La gran tentación del fundamentalismo totalitarista que sacude a los estados democráticos contemporáneos, pese a todo lo dicho, tiene cura. Es una enfermedad que se puede diagnosticar y a la que se puede ofrecer un remedio: la cultura. Una educación en valores que destaque la importancia de la persona por encima de los intereses partidistas o económicos, y la conveniencia de contrastar opiniones divergentes para alcanzar consensos civilizados, es la clave. El riesgo se hace evidente: los absolutos quedan arrinconados y los pueblos dejan de ser monocolores. No nos extrañe que muchos no deseen arriesgar tanto.

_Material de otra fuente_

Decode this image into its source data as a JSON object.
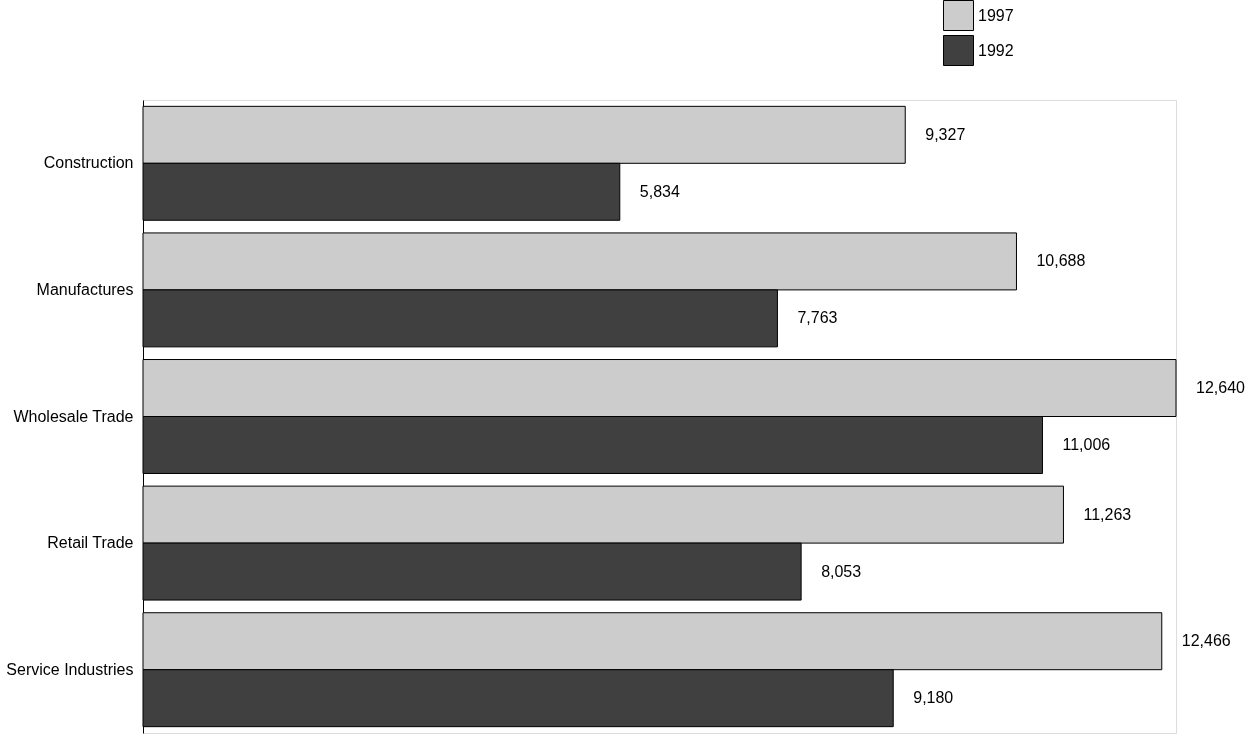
{
  "chart_data": {
    "type": "bar",
    "orientation": "horizontal",
    "categories": [
      "Construction",
      "Manufactures",
      "Wholesale Trade",
      "Retail Trade",
      "Service Industries"
    ],
    "series": [
      {
        "name": "1997",
        "color": "#cccccc",
        "values": [
          9327,
          10688,
          12640,
          11263,
          12466
        ],
        "value_labels": [
          "9,327",
          "10,688",
          "12,640",
          "11,263",
          "12,466"
        ]
      },
      {
        "name": "1992",
        "color": "#404040",
        "values": [
          5834,
          7763,
          11006,
          8053,
          9180
        ],
        "value_labels": [
          "5,834",
          "7,763",
          "11,006",
          "8,053",
          "9,180"
        ]
      }
    ],
    "legend": "top right",
    "grid": false
  }
}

La gran tentación del fundamentalismo totalitarista que sacude a los estados democráticos contemporáneos, pese a todo lo dicho, tiene cura. Es una enfermedad que se puede diagnosticar y a la que se puede ofrecer un remedio: la cultura.
La libertad de pensamiento siempre ha tenido un precio muy alto, por lo general la sangre de los que la han defendido. Hoy está en juego más que eso. Está en juego la propia sociedad, pero con toda sinceridad creemos que vale la pena. Finalmente, una sociedad no puede estar compuesta sino por seres humanos, y lo que mejor nos define y nos señala como tales es nuestra capacidad de pensar, compartir lo que pensamos y dialogar sobre ello con otros como nosotros que también piensan, aunque de manera diferente.